The Repair, radiation and innovative anti-cancer therapies team (CNRS UMR3347/Inserm U1021) at Institut Curie, led by Dr. José-Arturo Londoño Vallejo, tackled the subject, adopting a unique approach of combining “single-cell” and spatial analyses.

Single-cell sequencing has revolutionized molecular analysis over the past five years. It had never been used in the context of radiotherapy, and involves sequencing the RNA of the cell isolated from a tissue suspension (in this case the lung). In this way we can see the changes caused by irradiation on each cell population. The proportion of epithelial cells decreases and some of them lose their differentiation to transform into mesenchymal cells.

explains Dr. Charles Fouillade, who led the study

Spatial analysis involves observing sections of lung to view the reorganization of the lung tissue after radiotherapy.

Two doses of irradiation to identify the alterations responsible for long-term effects

The study was carried out by testing two doses of irradiation.

The first is low intensity and is likely to cause pneumonia during treatment, which is easily treated. The second leads to pneumonia which is irreversible and progresses to fatal pulmonary fibrosis.

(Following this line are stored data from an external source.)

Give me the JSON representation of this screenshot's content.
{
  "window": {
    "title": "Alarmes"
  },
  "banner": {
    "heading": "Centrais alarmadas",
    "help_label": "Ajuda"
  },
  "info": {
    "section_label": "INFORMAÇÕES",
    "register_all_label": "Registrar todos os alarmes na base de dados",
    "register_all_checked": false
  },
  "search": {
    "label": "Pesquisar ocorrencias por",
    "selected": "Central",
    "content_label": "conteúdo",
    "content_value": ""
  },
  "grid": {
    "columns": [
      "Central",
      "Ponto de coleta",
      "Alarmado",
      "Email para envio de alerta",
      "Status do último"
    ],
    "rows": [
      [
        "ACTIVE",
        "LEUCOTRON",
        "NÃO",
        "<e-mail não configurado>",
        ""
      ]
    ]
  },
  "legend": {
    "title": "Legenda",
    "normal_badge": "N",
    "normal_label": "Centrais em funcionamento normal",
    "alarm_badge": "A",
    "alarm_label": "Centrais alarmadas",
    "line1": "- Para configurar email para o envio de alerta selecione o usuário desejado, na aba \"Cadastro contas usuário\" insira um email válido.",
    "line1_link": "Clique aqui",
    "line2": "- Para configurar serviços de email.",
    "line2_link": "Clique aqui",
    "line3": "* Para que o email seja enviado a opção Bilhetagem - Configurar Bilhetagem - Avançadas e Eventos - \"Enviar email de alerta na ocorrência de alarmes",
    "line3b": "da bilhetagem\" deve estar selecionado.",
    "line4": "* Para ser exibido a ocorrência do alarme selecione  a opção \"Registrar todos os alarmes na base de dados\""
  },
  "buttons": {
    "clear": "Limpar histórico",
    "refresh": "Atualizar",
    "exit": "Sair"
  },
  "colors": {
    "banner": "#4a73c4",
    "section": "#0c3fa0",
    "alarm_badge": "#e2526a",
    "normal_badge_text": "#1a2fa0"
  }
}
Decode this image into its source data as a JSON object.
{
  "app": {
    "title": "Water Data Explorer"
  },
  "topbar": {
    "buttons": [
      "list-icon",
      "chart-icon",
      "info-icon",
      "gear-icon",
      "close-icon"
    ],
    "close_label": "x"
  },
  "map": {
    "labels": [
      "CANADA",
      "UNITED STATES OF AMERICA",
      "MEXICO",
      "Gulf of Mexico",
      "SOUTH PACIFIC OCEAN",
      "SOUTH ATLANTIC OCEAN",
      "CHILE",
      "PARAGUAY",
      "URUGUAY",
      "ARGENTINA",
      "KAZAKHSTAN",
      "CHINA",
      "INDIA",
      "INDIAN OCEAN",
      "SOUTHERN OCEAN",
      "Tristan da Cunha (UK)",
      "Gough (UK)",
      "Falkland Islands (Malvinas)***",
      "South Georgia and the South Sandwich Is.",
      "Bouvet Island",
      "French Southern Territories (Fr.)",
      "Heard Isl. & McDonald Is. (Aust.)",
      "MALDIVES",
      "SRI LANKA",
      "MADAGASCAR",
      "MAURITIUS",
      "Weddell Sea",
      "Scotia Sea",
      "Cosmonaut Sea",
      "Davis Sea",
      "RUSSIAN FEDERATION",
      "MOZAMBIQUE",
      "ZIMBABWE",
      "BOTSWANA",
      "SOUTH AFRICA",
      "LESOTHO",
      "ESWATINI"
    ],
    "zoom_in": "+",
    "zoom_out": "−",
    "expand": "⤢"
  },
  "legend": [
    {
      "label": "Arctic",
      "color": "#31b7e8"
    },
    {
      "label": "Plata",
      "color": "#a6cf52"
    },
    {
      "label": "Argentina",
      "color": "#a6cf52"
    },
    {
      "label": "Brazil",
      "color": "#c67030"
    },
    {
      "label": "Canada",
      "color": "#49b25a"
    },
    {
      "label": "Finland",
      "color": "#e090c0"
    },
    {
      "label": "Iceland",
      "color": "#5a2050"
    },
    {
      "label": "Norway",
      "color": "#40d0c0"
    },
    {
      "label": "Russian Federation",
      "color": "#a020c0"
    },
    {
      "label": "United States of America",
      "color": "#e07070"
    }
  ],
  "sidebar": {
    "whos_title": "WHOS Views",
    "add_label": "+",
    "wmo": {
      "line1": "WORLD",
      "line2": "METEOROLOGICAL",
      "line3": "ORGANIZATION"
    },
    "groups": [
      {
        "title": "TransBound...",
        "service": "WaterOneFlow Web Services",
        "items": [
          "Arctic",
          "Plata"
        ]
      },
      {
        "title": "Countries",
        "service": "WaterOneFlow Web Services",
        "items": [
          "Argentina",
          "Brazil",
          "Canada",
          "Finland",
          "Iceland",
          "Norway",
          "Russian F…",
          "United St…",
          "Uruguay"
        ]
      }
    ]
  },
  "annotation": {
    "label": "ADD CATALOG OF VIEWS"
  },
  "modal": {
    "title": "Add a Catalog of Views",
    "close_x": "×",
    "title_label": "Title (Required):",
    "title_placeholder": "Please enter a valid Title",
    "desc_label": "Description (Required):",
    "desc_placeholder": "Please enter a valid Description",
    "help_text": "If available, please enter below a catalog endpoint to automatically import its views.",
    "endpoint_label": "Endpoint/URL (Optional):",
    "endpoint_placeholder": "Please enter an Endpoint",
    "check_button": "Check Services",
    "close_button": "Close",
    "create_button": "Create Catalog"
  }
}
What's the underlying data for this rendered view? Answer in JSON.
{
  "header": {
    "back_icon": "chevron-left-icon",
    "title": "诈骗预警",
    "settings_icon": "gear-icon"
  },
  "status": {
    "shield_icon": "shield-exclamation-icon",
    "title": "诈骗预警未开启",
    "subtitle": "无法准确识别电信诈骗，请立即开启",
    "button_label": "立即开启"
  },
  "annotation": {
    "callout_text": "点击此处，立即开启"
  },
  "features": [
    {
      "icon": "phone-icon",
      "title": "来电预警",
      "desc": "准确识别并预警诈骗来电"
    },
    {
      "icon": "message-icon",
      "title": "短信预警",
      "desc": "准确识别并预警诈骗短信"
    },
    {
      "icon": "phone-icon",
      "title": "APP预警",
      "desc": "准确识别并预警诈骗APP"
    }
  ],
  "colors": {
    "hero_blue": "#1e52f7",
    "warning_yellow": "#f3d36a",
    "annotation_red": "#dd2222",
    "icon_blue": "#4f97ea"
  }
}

explains Charles Fouillade

A comparison of the two trials helped determine the molecular alterations responsible for the long-term effect.

The team also developed a Web interface to provide access to a set of data from the study to a wide audience, with no need for knowledge in bio-informatics. This atlas explores the early and late responses of the lung to radiation in five main cell populations: epithelial, endothelial, mesenchymal, lymphoid and myeloid.

This knowledge-sharing is essential for us and helps science to progress faster with the benefit of everyone’s efforts

Concludes Charles Fouilade


Reference: S. Curras-Alonso et al., An interactive murine single-cell atlas of the lung responses to radiation injury, Nature Communications (2023).